The other problem I’ve developed with this movie, other than the fact that it's a bland film that can't decide if it wants to be capital-s Serious or sugar-coated, sort-of like Baby Driver battling his inner Logan, is what it blames for the insidiousness of our economic superstructure. According to director Jon Watts and Marvel, the blame is not with the convergence of private and public business or the influence of capital on political workings, but with the traumatic wound that set the doomsday clock ticking. But what's the use of fixating on a wound when the whole body is dying from cancer? No, Michael Keaton did not lose his job because aliens came to earth and somebody had to fight them, he lost his job because of how the system responded to that invasion: instead of giving work to the majority, the minority who happen to wield an economic supermajority stepped in, collecting all the riches and new technology to fill their own coffers with. It's the system that's the problem, not the conflicts that have made its flaws all the more apparent.
For the first 10 minutes or so, I think Homecoming understands that Michael Keaton is the most sympathetic character, but by the time it becomes more about Spider-Man’s adorability and Tony Stark’s hip authoritarianism, it loses any potential for that commentary to follow through to its natural conclusion: a world where new technologies are the equal possession of the people, not the few, and where violence is no longer incentivized.
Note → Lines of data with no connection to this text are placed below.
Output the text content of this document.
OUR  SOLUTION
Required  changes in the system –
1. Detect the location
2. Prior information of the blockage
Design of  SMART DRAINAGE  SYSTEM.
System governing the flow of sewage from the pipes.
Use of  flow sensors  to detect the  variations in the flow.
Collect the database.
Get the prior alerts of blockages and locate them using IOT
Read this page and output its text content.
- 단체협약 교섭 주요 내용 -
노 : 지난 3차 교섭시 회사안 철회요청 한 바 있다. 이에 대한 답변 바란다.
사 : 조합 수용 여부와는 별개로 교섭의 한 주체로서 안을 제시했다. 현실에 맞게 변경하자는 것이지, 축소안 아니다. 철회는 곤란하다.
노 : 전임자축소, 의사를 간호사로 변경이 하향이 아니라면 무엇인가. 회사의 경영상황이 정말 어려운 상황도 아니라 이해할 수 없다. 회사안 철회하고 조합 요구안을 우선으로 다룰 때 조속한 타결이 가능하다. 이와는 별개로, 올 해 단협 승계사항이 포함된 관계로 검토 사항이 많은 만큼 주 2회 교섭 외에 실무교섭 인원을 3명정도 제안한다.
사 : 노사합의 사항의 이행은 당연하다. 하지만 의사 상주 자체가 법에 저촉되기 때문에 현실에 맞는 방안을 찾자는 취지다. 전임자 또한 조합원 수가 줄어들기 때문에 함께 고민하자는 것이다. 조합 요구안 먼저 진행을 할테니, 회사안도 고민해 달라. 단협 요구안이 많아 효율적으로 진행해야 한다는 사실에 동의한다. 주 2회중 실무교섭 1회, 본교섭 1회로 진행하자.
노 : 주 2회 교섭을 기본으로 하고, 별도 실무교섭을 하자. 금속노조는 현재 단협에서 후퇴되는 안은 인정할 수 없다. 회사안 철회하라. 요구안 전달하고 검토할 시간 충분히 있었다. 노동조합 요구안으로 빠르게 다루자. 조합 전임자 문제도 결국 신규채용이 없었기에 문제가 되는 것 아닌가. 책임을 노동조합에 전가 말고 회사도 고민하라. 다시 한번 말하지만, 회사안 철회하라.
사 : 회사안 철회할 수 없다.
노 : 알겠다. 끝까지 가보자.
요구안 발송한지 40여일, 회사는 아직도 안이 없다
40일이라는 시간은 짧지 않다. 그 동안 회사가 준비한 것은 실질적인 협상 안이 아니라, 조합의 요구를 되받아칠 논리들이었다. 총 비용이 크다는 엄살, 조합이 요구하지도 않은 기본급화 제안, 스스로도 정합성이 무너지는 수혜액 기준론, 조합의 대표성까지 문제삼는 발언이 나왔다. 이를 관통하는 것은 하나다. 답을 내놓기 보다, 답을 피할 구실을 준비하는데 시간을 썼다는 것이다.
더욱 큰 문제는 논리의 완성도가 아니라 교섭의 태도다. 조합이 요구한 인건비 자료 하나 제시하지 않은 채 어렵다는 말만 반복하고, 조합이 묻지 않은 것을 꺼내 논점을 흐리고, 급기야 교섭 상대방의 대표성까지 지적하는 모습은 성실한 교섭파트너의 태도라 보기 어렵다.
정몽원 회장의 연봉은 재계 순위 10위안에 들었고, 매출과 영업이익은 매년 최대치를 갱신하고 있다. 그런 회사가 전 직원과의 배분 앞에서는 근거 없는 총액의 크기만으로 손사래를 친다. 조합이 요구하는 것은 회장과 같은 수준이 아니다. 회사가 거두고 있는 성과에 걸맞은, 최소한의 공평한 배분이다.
Vulture is driven mad by his need for capital, but it neglects to indict the system that created that need, unlike Spider-Man 2. In Raimi’s film, James Franco's venture capitalist invests in Doc Ock, who then turns to crime to acquire the funds he needs to gain more power. Tobey Maguire’s Spider-Man is the political Christ who grants mercy to Doc Ock, whose death willingly destroys the perpetual motion machine that capitalism unleashes, consuming everything in its path. I mean, there’s literally a fight scene in Spider-Man 2 where Doc Ock and Spider-Man sling gigantic bags of money at each other inside a bank. You don’t get more unsubtly anti-capitalist then that.
The only reason Michael Keaton and his crew go rogue is because those are the rules the winners play by, and they think the little guy shouldn't be the losers. I happen to agree with them.